Usage of virglrenderer

Introduction

virglrenderer is a library that gives emulators the necessary tools to implement a virtio-gpu device, in particular one with 3D support. See capability sets below for a summary of the APIs virglrenderer can implement for the guest. It directly implements the logic behind some 3D commands like GET_CAPSET, CTX_CREATE, CTX_SUBMIT_3D, CREATE_RESOURCE_BLOB, and though it closely follows the semantics of virtio-gpu in most cases, it is in theory independent of virtio or any other transport.

Main user is qemu, but there also appears to be a standalone virtio-gpu vhost-user implementation that uses virglrenderer in qemu/contrib.

virglrenderer's public header is at src/virglrenderer.h. This document attempts to outine the public API and contract, but you should look at the header for an authoritative source of truth since semantics described here could be slightly wrong or have changed, as the API is still evolving. A small fraction of the APIs described below are labeled unstable and subject to break; you'll need to define VIRGL_RENDERER_UNSTABLE_APIS before including virglrenderer.h to access them (alternatively, enable unstable-apis when building to have that define added to pkg-config cflags).

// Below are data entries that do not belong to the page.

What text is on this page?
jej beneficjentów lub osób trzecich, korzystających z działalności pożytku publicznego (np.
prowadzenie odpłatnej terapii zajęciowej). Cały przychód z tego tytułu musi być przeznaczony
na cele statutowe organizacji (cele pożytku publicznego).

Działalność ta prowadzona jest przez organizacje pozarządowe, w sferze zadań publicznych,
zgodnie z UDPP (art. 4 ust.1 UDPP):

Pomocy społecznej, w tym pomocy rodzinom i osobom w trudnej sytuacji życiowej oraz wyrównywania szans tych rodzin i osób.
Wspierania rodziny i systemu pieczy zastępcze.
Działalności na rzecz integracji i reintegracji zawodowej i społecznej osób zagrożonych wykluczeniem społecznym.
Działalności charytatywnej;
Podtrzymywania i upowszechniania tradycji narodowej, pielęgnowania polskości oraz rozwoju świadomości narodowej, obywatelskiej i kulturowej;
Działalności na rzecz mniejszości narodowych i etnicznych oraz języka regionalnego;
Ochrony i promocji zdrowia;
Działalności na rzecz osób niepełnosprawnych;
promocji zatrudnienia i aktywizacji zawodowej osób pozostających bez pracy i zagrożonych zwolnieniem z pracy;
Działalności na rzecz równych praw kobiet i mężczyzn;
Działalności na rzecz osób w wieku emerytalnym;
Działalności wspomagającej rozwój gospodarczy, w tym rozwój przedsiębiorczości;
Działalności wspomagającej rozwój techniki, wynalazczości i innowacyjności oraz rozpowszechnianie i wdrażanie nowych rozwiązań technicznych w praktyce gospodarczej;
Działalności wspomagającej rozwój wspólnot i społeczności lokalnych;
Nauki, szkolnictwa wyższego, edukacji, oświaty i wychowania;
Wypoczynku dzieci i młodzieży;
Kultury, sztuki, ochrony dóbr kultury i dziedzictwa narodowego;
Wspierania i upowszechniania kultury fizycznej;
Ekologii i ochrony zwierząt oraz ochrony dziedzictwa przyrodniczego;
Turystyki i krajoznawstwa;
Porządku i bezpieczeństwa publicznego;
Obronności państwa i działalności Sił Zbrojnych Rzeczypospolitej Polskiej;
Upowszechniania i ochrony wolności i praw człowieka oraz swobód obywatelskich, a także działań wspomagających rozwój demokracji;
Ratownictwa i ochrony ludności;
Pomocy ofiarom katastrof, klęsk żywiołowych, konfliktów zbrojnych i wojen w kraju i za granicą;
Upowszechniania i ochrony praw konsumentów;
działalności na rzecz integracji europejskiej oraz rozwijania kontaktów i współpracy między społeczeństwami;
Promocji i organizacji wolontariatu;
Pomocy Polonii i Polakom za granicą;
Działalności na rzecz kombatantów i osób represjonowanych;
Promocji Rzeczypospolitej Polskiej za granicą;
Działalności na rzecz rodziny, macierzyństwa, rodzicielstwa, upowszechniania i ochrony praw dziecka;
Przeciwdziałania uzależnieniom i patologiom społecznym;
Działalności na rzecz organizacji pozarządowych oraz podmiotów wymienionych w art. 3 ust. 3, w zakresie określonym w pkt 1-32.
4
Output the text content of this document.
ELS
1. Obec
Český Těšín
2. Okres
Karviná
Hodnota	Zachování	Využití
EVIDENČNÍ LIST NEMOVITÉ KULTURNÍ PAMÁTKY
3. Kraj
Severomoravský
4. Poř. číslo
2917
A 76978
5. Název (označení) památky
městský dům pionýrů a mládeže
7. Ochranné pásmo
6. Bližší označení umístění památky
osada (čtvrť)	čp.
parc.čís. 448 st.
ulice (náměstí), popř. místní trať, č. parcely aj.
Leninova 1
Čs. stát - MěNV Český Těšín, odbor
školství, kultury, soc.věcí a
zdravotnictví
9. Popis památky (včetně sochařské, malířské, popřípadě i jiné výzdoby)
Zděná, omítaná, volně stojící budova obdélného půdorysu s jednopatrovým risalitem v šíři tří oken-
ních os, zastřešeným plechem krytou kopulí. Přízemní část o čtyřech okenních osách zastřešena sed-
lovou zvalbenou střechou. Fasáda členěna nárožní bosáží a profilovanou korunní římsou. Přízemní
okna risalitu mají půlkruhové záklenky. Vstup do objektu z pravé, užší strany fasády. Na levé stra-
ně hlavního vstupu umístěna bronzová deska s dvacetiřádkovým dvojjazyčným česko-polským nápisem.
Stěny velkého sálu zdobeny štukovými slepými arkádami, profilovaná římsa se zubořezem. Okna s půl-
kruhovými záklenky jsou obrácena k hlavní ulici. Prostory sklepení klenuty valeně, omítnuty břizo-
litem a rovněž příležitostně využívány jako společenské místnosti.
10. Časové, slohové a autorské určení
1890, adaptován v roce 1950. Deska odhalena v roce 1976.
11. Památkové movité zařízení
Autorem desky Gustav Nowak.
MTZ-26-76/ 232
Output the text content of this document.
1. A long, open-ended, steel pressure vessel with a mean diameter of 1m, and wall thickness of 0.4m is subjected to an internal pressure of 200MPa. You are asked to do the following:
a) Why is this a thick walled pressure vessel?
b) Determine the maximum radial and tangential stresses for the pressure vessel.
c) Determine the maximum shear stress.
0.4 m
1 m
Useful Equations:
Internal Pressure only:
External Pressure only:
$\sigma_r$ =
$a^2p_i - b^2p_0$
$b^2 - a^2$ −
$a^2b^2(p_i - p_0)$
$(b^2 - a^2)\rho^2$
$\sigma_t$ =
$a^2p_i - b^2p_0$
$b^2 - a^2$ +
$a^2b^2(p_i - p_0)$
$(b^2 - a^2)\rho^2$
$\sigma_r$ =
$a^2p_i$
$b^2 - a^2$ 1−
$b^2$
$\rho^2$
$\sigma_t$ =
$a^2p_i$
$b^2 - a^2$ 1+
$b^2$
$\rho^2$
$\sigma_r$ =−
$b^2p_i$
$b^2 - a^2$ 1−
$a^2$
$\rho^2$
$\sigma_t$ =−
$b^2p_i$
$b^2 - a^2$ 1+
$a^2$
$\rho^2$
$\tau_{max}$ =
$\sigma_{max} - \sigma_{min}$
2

The public API is not thread safe and must be called from a single thread, and callbacks (with the exception of async fence callbacks, described below) will not be invoked from other threads.

Renderer lifecycle

virglrenderer uses global state, so only one instance can operate in a process. Before calling any other method, initialize the renderer by calling virgl_renderer_init with the following parameters:

  • A void * cookie that will be passed to callbacks.
  • Set of global flags, discussed throughout the document. Most allow enabling or disabling features exposed to the guest (see capability sets), others tweak the synchronization (see fencing), and others manage access to the underlying GPU resources (see GPU resource management).
  • Set of optional callbacks. Some of them allow virglrenderer to notify you of events (see fencing), and others allow you to supply resources to virglrenderer yourself, such as setting up the GL context or opening a DRM node (see GPU resource management). The struct is versioned to allow new fields to be added without breaking ABI. virglrenderer keeps a reference to this struct, so it must live until you call virgl_renderer_cleanup.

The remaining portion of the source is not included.